Le premier syndicat agricole de France, la Fédération nationale des syndicats d’exploitants agricoles (FNSEA), appelle vendredi 26 septembre à une « grande journée d’action » à travers tout le pays, aux côtés des Jeunes Agriculteurs (JA), pour protester contre des importations jugées « aberrantes ».
A Versailles, une quinzaine de tracteurs étaient par exemple stationnés depuis l’aube devant le château, selon différents médias. D’autres mobilisations sont attendues : défilés devant des supermarchés, des préfectures, présentation de produits vilipendés (pommes du Chili, noix des Etats-Unis, etc.)… Jeudi, des rassemblements symboliques se sont également tenus, loin cependant des grandes journées de blocage des deux hivers derniers alors que vendanges et récoltes occupent encore le monde paysan.

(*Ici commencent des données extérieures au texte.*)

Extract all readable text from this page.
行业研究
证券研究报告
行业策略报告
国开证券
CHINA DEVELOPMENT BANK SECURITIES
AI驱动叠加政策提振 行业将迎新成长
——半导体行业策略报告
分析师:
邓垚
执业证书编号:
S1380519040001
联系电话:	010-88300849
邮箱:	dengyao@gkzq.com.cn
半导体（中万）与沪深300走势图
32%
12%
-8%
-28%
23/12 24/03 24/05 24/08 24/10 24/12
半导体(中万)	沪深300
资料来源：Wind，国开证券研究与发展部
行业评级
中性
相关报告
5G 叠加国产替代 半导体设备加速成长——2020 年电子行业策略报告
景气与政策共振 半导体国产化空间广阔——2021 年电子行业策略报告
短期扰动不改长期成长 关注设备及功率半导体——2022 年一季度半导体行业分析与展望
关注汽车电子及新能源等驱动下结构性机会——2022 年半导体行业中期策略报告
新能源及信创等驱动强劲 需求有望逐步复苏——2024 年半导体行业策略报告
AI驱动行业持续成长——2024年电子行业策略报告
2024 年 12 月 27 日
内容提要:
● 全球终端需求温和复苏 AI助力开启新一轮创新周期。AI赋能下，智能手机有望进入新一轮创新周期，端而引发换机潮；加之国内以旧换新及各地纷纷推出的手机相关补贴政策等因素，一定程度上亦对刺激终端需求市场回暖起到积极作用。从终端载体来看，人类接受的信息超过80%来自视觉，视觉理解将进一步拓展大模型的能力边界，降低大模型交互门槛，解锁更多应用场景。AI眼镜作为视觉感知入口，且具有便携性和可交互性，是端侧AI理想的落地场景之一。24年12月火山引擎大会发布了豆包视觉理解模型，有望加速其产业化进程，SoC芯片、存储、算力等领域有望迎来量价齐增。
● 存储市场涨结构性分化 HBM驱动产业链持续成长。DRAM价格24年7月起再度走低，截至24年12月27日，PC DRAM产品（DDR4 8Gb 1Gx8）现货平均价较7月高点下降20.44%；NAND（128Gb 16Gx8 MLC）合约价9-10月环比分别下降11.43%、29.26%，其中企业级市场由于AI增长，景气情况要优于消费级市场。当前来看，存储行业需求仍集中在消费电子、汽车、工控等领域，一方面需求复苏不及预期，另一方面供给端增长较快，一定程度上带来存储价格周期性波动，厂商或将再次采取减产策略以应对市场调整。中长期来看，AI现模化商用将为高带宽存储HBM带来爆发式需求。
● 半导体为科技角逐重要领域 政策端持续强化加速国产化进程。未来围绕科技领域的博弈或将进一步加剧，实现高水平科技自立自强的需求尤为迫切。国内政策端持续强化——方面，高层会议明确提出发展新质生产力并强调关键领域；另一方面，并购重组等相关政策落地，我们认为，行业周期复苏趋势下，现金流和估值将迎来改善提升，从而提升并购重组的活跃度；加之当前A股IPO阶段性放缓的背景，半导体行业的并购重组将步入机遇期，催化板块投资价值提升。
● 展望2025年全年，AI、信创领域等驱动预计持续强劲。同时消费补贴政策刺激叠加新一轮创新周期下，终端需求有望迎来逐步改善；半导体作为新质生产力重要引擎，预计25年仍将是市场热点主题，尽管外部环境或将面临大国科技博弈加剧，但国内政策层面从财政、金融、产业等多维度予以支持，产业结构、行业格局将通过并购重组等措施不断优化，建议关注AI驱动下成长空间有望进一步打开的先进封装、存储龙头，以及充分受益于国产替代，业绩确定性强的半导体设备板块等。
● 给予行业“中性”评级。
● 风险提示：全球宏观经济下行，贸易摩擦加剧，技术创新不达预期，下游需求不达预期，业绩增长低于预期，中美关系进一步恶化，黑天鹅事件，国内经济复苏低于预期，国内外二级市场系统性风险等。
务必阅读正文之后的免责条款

Dans le viseur des agriculteurs : le projet d’accord de libre-échange entre l’Union européenne (UE) et des pays latino-américains du Marché commun du Sud (Mercosur), dont Bruxelles a lancé début septembre le processus de ratification. La France, hier très opposée à l’accord, semble depuis se montrer moins défavorable. Plus globalement, il s’agit de se mobiliser contre « le Mercosur, les taxes imposées par Donald Trump et le flot des importations internationales qui ne respectent pas les normes qui sont les nôtres », a déclaré Arnaud Rousseau, le président de la FNSEA, qui avait prévu des mobilisations plus tard dans l’automne dans un premier temps.
Peser sur le gouvernement
« N’importons pas ce qu’on ne veut pas qu’on produise. C’est ça, l’hypocrisie de l’Europe. Sous couvert d’écologie, on importe ce qu’on ne produit pas ici, avec aucune norme environnementale et sociale », déplorait ainsi jeudi Dominique Noury, éleveur de vaches charolaises et de volailles, lors d’une action à Dijon.
L’accord avec le Mercosur doit permettre à l’UE d’exporter davantage de voitures, machines, vins… Mais l’accord facilitera aussi l’entrée de bœuf, volaille, sucre, miel, riz, exemptés de droits de douane. Bruxelles insiste sur la faiblesse des volumes attendus, mais les filières européennes concernées crient au risque de déstabilisation et de baisse des prix, et surtout à la concurrence déloyale du fait de normes de production moins-disantes sur le plan sanitaire et environnemental et de contrôles défaillants.
Ordre syndical dispersé
Jeudi, une cinquantaine d’agriculteurs, selon des représentants syndicaux, ont bloqué l’entrée d’un Buffalo Grill à Pusey, près de Vesoul (Haute-Saône), pour la défense de la viande française. Dans le centre de Dijon, 150 agriculteurs sont venus, avec 41 tracteurs et bennes, déverser fumier, terre et paille devant la Maison de l’Europe. « On importe de la viande qu’on n’a pas le droit de produire chez nous, alors qu’on a l’agriculture la plus durable au monde », a expliqué à l’Agence France-Presse Antoine Fauchet, président des JA d’Is-sur-Tille (Côte-d’Or).
La « base, elle suit. Même s’il n’y a pas de gouvernement, on veut que la copie soit déjà sur le bureau du ou de la prochaine ministre », explique Luc Mesbah, secrétaire général de la FDSEA de la Haute-Garonne. Le texte sur le Mercosur doit encore être approuvé par les Etats membres puis par le Parlement européen, la Commission espérant leur aval d’ici fin décembre.
Les syndicats agricoles expriment leur opposition au traité dans un rare mouvement d’unanimité, mais ils se mobilisent en ordre dispersé. La Coordination rurale, dans une volonté de se démarquer, veut être reçue par le premier ministre, Sébastien Lecornu, pour lui présenter ses propositions avant une mobilisation « avant la fin de l’année ». Le troisième syndicat représentatif, la Confédération paysanne, a pour sa part a annoncé une manifestation à Paris, « tracteurs en tête », le 14 octobre.